DEAR MAYO CLINIC: How do cortisone shots work to relieve pain? It appears that they only provide temporary relief and are often given multiple times. Is there a point at which frequent cortisone shots can be harmful to the body? How much is too much?
ANSWER: Injections of cortisone, or a similar corticosteroid, decrease inflammation in an injured part of the body. When body tissue is injured, a series of events occurs locally and within the bloodstream to promote healing. Inflammation can result from this healing process and, frequently, the inflammation causes pain. Injecting corticosteroids into the inflamed area helps to calm the inflammation. As the inflammation subsides, the pain does, too.
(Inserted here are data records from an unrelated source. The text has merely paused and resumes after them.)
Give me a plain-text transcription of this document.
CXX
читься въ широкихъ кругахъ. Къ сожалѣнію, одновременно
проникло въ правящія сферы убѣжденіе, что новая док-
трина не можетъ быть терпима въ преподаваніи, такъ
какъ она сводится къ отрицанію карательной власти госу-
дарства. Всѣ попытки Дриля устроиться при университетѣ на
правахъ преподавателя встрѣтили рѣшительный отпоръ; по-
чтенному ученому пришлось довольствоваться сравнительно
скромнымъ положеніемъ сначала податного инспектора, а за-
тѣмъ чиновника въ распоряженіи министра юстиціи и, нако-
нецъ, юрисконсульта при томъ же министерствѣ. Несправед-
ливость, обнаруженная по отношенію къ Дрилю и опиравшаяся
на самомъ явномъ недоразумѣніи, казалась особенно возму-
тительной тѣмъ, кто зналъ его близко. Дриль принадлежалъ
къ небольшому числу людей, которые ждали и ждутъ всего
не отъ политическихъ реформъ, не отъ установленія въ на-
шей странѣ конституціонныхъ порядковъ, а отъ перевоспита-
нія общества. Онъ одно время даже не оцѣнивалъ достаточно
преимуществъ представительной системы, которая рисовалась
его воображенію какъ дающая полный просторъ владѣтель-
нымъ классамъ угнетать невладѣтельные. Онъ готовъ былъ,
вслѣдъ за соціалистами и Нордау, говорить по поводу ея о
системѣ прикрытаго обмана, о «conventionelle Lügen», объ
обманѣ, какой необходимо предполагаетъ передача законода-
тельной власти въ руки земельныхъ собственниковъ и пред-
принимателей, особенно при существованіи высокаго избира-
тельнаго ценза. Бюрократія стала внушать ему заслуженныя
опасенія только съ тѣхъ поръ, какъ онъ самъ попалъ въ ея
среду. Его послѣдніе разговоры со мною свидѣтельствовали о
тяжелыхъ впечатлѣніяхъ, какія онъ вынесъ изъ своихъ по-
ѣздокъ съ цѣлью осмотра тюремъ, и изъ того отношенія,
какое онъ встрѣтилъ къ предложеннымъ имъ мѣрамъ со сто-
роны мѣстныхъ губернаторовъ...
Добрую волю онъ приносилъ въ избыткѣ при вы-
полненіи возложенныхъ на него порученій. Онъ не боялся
Cortisone is naturally produced in the body’s adrenal glands. It was discovered in the 1940s by Mayo Clinic researchers Edward Kendall, Ph.D., and Philip Hench, M.D., who first used it to treat joint disorders. Its powerful anti-inflammatory effect produced such dramatic results in people with rheumatoid arthritis that it was hailed as a miracle drug. In 1950, Drs. Kendall and Hench were awarded the Nobel Prize in Medicine for the discovery of cortisone.
In current medical practice, corticosteroids are used to treat a variety of inflammatory diseases, including bursitis, carpal tunnel syndrome, rheumatoid arthritis, tendinitis and gout. Corticosteroids can be given by mouth or injected into affected joints, including the ankle, elbow, hip, knee, shoulder, hand and wrist. Injections near the spine are also common.